Sangiuliano si è dimesso. Gonfio di rabbia, promettendo querele. Stia però attento alle controquerele. Giorgia Meloni ha parato il colpo. E probabilmente il suo governo potrà continuare ad assolvere la missione storica, di cui dice, e di cui però nessuno si è accorto.
Però i problemi, come scrivevamo ieri, di “società civile” restano. Non c’è classe dirigente da cui attingere professionalità (*). Chi è stato nominato Ministro della Cultura? Alessandro Giuli, un giornalista oggi organico a Fratelli d’Italia. Non si offenda per l’organico. Perché con la Meloni o si è del branco o si è fuori. E senza badge tricolore non si entra. E comunque sia, va riconosciuto, meglio lui, che Federico Mollicone.
Ora chi andrà al MAXXI, Osho? Al secolo Federico Palmaroli disegnatore di vignette, già elettore missino? Che Sangiuliano prima del ruzzolone aveva cooptato, così dicono i bene informati, nel comitato scientifico di una prossima mostra sul Futurismo?
Giuli, un ragazzo educato, un bel ragazzo, così lo ricordiamo, dai modi persino affettati, non certo da ruspante estremista di destra. Anzi timoroso. Lavorava all’archivio della Fondazione Julius Evola. I suoi articoli su “Linea”, giornale di destra, ma generosamente aperto a tutti i refrattari, uscivano con un nom de plume.
Però non si può dire che già allora studiasse da ministro. Certo ora lo è diventato, ma in fondo senza cambiare casacca. Da riva destra a riva destra. Anche per questo non sembra proprio, come qualcuno ha scritto, un “giornalista prestato alla politica”.
Al "Foglio", dove si è formato, ha scritto per anni di politica, piuttosto bene. Meno interessanti le paginate su Roma antica, il mito, la romanità, come universo compiuto e perfetto. Suoi cavalli di battaglia. Meglio quelli di Gigi Proietti.

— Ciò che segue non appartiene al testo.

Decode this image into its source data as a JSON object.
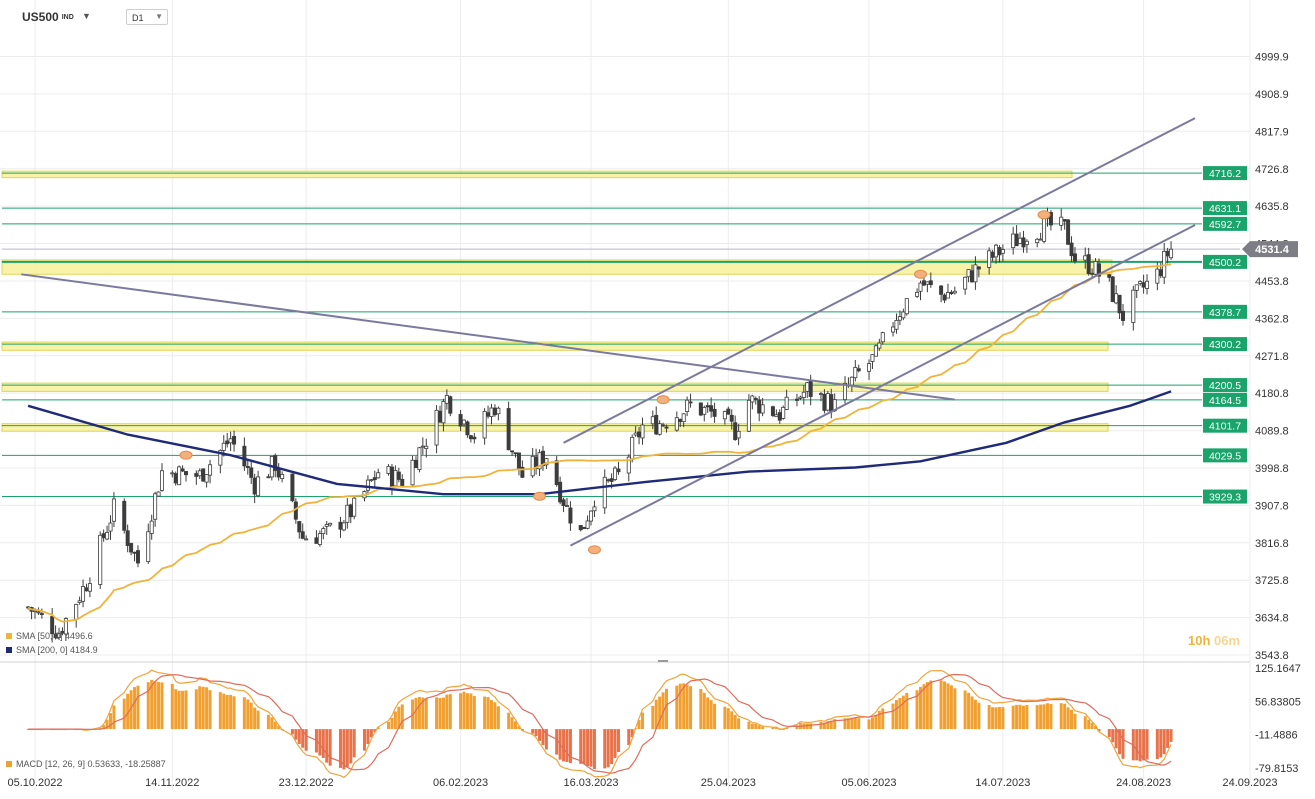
{
  "toolbar": {
    "symbol": "US500",
    "symbol_sub": "IND",
    "timeframe": "D1"
  },
  "timer": {
    "hours": "10h",
    "minutes": "06m"
  },
  "colors": {
    "green": "#1aa36a",
    "yellow_fill": "#f7f29a",
    "sma50": "#f0b43c",
    "sma200": "#1f2a78",
    "trend": "#7b7a9e",
    "up": "#ffffff",
    "down": "#3c3c3c",
    "macd_up": "#f1a030",
    "macd_down": "#e8734a"
  },
  "chart_data": [
    {
      "type": "candlestick",
      "title": "US500",
      "timeframe": "D1",
      "x_ticks": [
        "05.10.2022",
        "14.11.2022",
        "23.12.2022",
        "06.02.2023",
        "16.03.2023",
        "25.04.2023",
        "05.06.2023",
        "14.07.2023",
        "24.08.2023",
        "24.09.2023"
      ],
      "y_ticks": [
        "4999.9",
        "4908.9",
        "4817.9",
        "4726.8",
        "4635.8",
        "4544.8",
        "4453.8",
        "4362.8",
        "4271.8",
        "4180.8",
        "4089.8",
        "3998.8",
        "3907.8",
        "3816.8",
        "3725.8",
        "3634.8",
        "3543.8"
      ],
      "last_price": "4531.4",
      "levels": [
        "4716.2",
        "4631.1",
        "4592.7",
        "4500.2",
        "4378.7",
        "4300.2",
        "4200.5",
        "4164.5",
        "4101.7",
        "4029.5",
        "3929.3"
      ],
      "series": [
        {
          "name": "SMA [50, 0]",
          "value": "4496.6"
        },
        {
          "name": "SMA [200, 0]",
          "value": "4184.9"
        }
      ],
      "price_path": [
        [
          "2022-10-03",
          3660
        ],
        [
          "2022-10-12",
          3600
        ],
        [
          "2022-10-20",
          3720
        ],
        [
          "2022-10-28",
          3900
        ],
        [
          "2022-11-04",
          3770
        ],
        [
          "2022-11-11",
          3990
        ],
        [
          "2022-11-22",
          3980
        ],
        [
          "2022-12-01",
          4070
        ],
        [
          "2022-12-08",
          3960
        ],
        [
          "2022-12-14",
          4010
        ],
        [
          "2022-12-22",
          3830
        ],
        [
          "2022-12-29",
          3840
        ],
        [
          "2023-01-06",
          3900
        ],
        [
          "2023-01-13",
          3990
        ],
        [
          "2023-01-20",
          3970
        ],
        [
          "2023-01-27",
          4070
        ],
        [
          "2023-02-02",
          4170
        ],
        [
          "2023-02-10",
          4080
        ],
        [
          "2023-02-16",
          4150
        ],
        [
          "2023-02-24",
          3980
        ],
        [
          "2023-03-03",
          4030
        ],
        [
          "2023-03-09",
          3900
        ],
        [
          "2023-03-13",
          3840
        ],
        [
          "2023-03-17",
          3930
        ],
        [
          "2023-03-24",
          3980
        ],
        [
          "2023-03-31",
          4100
        ],
        [
          "2023-04-06",
          4110
        ],
        [
          "2023-04-14",
          4150
        ],
        [
          "2023-04-21",
          4130
        ],
        [
          "2023-04-27",
          4090
        ],
        [
          "2023-05-01",
          4165
        ],
        [
          "2023-05-10",
          4130
        ],
        [
          "2023-05-18",
          4190
        ],
        [
          "2023-05-26",
          4150
        ],
        [
          "2023-06-01",
          4220
        ],
        [
          "2023-06-07",
          4270
        ],
        [
          "2023-06-13",
          4370
        ],
        [
          "2023-06-20",
          4450
        ],
        [
          "2023-06-26",
          4420
        ],
        [
          "2023-06-30",
          4430
        ],
        [
          "2023-07-06",
          4480
        ],
        [
          "2023-07-12",
          4520
        ],
        [
          "2023-07-19",
          4560
        ],
        [
          "2023-07-27",
          4590
        ],
        [
          "2023-08-01",
          4580
        ],
        [
          "2023-08-04",
          4510
        ],
        [
          "2023-08-09",
          4490
        ],
        [
          "2023-08-14",
          4440
        ],
        [
          "2023-08-18",
          4370
        ],
        [
          "2023-08-23",
          4430
        ],
        [
          "2023-08-28",
          4470
        ],
        [
          "2023-08-31",
          4520
        ],
        [
          "2023-09-01",
          4531
        ]
      ]
    },
    {
      "type": "bar",
      "title": "MACD [12, 26, 9]",
      "series": [
        {
          "name": "MACD",
          "value": "0.53633"
        },
        {
          "name": "Signal",
          "value": "-18.25887"
        }
      ],
      "y_ticks": [
        "125.1647",
        "56.83805",
        "-11.4886",
        "-79.8153"
      ]
    }
  ]
}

Giuli, per quanto ne sappiamo, ha pubblicato sei libri, uno di poesie (Dadafleur), un romanzo (Nigredo), lavori, diciamo, così così. Illeggibile invece il libro erudito su Cibele (Venne la Madre). Sebbene il culto romano di Cibele riservi al lettore spunti piccanti tipo Gay Pride. Introvabile invece il testo sul sovranismo (Sovranismo per esordienti), forse sarà andato a ruba. Comunque non lo abbiamo letto. Nessuno è perfetto. Infine due libri “furbetti” sulla destra postfascista (Il passo delle oche e Gramsci è vivo), quest’ultimo non possiamo perdonarlo. Perché strizzare l’occhio a Gramsci, che neppure la sinistra legge più? Addirittura fin dal titolo? A destra non ne parla più da quarant’anni un cervellone come Alain de Benoist, che lo riscoprì e rilanciò. Oggi, Gramsci, al massimo, è materia per gli storici delle idee.
E poi, diciamola tutta, l’idea di egemonia culturale sa di stantio, puzza di scuola di partito, di intellettuali che devono suonare il piffero per il Principe, come scrisse quasi ottant’anni fa Vittorini in polemica con Togliatti.
Se la sente Alessando Giuli, che, invecchiando, ricorda nell' aspetto un imperatore romano da peplum film, una specie di Divo Giuli, se la sente, dicevamo, di suonare il piffero per Giorgia Meloni?
Comunque sia, auguri Ministro. E attenzione alle nuove sacerdotesse di Cibele. Bionde e con gli occhiali.